Durante las doce entregas preparadas para la pequeña pantalla, la técnica de un rodaje depurado hasta en los detalles más nimios tuvo en vilo a miles de espectadores, con unas temáticas en las que se sobrevolaba por las transformaciones contemporáneas más relevantes; tales como la Primera Guerra Mundial, el ascenso del comunismo en la extinta URSS o la exponencial progresión de la China roja. En todas ellas, Reilly hacía de las suyas, y siempre solía salir airoso antes del the end amparado por el físico de Sam Neill (Omagh, Irlanda del Norte, 1947). El intérprete de Parque Jurásico -quien en esa época era un sex symbol que había causado unas impresiones más que agradables con sus caracterizaciones como Brian de Bois-Gilbert para Ivanhoe (Douglas Campfield, 1983), y como donjuan soviético en Enigma (Jeannot Szwarc, 1983)- construyó uno de los mejores trabajos de su carrera, currículum más que relevante en el que también se encuadran obras como Los Tudor, El piano (Jane Campion, 1993) y la miniserie La sangre de otros (Claude Chabrol, 1984).
Pero si por la parte de la estrella principal los responsables del casting acertaron sin asomo de duda, el elenco de secundarios tampoco le estuvo a la zaga. Las colaboraciones de Tom Bell (Los libros de Próspero), Hugh Fraser (Juego de patriotas) y el anciano Sebastian Shaw (El retorno del Jedi) completaban un cuadro dramático de supporters en el que sobresalió, con una presencia que solo los realmente grandes saben proyectar, el inimitable Leo Mckern (Sydney, Australia, 1920- Bath, Inglaterra, 2002).

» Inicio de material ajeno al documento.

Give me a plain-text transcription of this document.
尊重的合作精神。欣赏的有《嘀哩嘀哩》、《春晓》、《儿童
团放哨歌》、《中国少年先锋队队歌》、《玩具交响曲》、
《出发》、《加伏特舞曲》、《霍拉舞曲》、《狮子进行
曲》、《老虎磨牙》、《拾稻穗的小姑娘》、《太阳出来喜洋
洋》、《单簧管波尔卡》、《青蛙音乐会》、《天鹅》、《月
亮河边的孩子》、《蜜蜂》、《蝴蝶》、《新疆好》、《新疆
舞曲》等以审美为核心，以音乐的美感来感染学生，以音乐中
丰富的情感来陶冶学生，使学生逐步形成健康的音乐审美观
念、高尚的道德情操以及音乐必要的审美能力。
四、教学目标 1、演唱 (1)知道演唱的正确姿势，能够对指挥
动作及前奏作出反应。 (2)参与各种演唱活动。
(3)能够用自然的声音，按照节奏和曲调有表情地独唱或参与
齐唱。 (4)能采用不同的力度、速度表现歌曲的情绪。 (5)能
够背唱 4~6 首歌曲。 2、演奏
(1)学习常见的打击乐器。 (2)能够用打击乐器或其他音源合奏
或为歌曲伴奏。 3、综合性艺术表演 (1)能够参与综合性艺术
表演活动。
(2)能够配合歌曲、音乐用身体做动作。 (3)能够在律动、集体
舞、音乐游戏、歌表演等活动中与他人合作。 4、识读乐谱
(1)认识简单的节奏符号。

El orondo abogado de la genial Rumpole Of The Bailey se metió como en un guante a la medida en la piel del maquiavélico Zaharov, consiguiendo con ello la admiración de crítica y público. El australiano de nacimiento siempre se vació artísticamente en cada uno de los tipos a los que encarnó hasta su triste fallecimiento. Para los que no crean tal aseveración, únicamente tienen que contemplar con los ojos del reconocimiento la sabiduría escénica de este hombre de carnes sueltas en, por ejemplo, blockbusters del tipo de El lago azul (la película de Randall Kleisner caía en picado cuando el cocinero Paddy Button moría ahogado en medio de una borrachera) y Lady Halcón (el humor del padre Imperius tenía que haber sido impagable para el bolsillo de Richard Donner).

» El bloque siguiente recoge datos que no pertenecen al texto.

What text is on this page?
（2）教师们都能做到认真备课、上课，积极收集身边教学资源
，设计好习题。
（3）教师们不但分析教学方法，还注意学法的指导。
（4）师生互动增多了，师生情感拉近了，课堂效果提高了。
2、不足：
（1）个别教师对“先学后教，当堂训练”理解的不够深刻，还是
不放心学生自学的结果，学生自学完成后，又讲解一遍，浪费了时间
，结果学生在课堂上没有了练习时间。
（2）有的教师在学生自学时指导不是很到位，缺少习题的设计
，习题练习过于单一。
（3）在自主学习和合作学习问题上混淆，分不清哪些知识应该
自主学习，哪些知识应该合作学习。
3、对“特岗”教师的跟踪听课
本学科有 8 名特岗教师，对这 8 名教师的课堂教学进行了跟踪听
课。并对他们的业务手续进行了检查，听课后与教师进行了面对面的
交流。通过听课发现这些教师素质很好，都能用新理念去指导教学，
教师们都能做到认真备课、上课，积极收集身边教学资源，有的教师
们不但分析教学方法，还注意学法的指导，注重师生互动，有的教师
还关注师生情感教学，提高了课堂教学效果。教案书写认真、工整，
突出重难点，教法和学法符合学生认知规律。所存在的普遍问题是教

Veintiocho temporadas después, Reilly: As de espías continúa siendo toda una muestra seriada de espectacularidad, hondura, guiones contundentes y dramatización de las que entran en las enciclopedias del medio audiovisual. Productos así nunca caducan, y son necesarios para dejar claro que el electrodoméstico que adorna los salones, comedores, habitaciones y cocinas de los ciudadanos a veces es capaz de transmitir Arte con mayúsculas.